I like gymnastics. It's super fun and I like how you get to different tricks on everything. I'm best at the one-handed cartwheel; my sister Clara taught me. Clara likes teaching me things, she has taught me to do a dive roll and when I go swimming. I also have a best friend called Abi and our favourite thing to do sing – we like singing Better When I'm Dancing, and This Is Me from The Greatest Showman.Eloise
"Jenni and I also try to think about how the cystinosis affects Clara, Eloise's older sister. Most of the time, she just treats Eloise's cystinosis as just another 'thing', I think because Eloise has responded so well. Again, we have tried not to hide anything from Clara, and she knows that cystinosis will make Eloise more ill as she gets older.

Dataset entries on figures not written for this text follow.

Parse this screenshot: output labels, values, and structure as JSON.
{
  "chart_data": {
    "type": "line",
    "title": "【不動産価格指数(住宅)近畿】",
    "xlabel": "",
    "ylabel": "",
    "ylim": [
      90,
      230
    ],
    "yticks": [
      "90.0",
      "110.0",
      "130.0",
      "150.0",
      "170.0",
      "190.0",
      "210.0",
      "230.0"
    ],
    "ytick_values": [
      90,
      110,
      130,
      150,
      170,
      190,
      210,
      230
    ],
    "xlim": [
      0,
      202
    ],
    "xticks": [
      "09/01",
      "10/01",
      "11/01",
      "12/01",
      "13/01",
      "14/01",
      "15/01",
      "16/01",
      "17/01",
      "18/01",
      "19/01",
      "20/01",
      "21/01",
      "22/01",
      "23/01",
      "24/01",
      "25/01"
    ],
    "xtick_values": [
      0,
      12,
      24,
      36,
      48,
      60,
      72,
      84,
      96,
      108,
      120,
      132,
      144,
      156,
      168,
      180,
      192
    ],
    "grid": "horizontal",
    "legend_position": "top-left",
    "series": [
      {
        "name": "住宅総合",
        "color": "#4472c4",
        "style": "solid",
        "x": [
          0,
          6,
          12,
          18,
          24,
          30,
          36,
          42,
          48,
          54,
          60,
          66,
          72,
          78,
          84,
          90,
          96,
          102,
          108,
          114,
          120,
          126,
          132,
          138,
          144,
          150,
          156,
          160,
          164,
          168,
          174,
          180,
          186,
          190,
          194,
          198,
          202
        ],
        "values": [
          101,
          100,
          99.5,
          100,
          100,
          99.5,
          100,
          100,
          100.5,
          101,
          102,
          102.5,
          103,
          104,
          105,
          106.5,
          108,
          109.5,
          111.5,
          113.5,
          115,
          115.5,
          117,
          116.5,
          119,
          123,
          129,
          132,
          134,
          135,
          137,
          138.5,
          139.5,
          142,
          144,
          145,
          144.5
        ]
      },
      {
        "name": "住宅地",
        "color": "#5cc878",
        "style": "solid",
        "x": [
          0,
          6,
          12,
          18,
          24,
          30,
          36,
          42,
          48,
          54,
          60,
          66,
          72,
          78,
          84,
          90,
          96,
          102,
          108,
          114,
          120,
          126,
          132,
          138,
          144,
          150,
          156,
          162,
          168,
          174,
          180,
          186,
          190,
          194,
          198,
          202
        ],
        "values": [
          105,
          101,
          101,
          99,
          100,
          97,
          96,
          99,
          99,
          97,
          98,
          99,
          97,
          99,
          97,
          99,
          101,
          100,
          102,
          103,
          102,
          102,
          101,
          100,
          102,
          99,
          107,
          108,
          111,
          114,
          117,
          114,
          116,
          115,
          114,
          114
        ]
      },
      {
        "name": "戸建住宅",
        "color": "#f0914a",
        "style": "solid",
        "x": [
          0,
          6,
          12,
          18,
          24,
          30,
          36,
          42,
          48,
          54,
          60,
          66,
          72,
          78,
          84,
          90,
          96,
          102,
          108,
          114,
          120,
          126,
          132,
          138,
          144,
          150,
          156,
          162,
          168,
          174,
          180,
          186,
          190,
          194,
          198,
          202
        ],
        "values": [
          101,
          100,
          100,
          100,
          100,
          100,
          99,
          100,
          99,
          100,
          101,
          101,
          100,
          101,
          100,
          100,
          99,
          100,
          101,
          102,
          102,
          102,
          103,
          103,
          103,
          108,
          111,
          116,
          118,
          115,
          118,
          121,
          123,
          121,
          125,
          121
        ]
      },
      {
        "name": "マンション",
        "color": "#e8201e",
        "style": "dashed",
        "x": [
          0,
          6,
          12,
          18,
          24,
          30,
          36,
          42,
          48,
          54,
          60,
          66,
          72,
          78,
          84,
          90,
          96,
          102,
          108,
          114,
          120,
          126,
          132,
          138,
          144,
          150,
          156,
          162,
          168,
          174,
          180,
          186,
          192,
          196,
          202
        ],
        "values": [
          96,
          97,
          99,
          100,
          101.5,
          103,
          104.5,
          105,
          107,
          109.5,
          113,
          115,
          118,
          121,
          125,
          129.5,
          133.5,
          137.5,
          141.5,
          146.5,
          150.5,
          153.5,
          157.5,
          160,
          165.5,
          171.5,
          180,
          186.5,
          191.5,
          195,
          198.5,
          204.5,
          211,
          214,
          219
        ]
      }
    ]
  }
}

"Clara is registered as a young carer with Surrey Young Carers. This is a great organisation that exists to support children who have additional caring responsibilities beyond the family norm. Clara helps us with Eloise's medication, visits GOSH with her when she can and is generally as involved as possible and appropriate with Eloise's care."
The cystinosis is annoying because sometimes I sleep lightly, and I get woken up when it is medicine time. An upside to is that at theme parks we get special access, and we get to skip the queue and go on rides immediately. I also get to do stuff because I am a young carer because I help Eloise. Every half term, the head of Young Carers lets me come out with her and do something fun, like a sensory room.Clara, Eloise's sister
Looking to the future
"Cystinosis is so rare that every patient's experience, and therefore every caregiver's experience, is different to some degree. Every patient must be treated individually. There is no one-size-fits-all answer and community support, particularly for rare diseases, is crucial.
"I am a trustee of Cystinosis Foundation UK and one of the things I am passionate about is trying to improve support for parents in the initial period after diagnosis. Actually, I felt support for us as parents was very lacking when Eloise was diagnosed. Your child knows nothing different at 18 months (or often younger), but you as parents have a huge mental workload dumped on you. You are trying to learn about the disease, medication, treatment, long term prospects, everything.
I am doing pretty well at the moment. I see a doctor at GOSH where I have blood tests, and I get measured for how tall I am, and I get weighed and I do a wee in a pot! They take pictures to see if my crystals in my eyes have gone and the last time I went, they could barely see any crystals.Eloise
"Cystinosis, to me, means 'perseverance'. It’s a long-term condition (and thankfully getting longer-term all the time*) so finding a balance between medication adherence and life is really, really important. It is possible, albeit hard, to negotiate a challenging disease like cystinosis while remaining positive and hopeful for the future."
*Without treatment such as medication, children living with cystinosis are likely to develop kidney failure in about 10 years.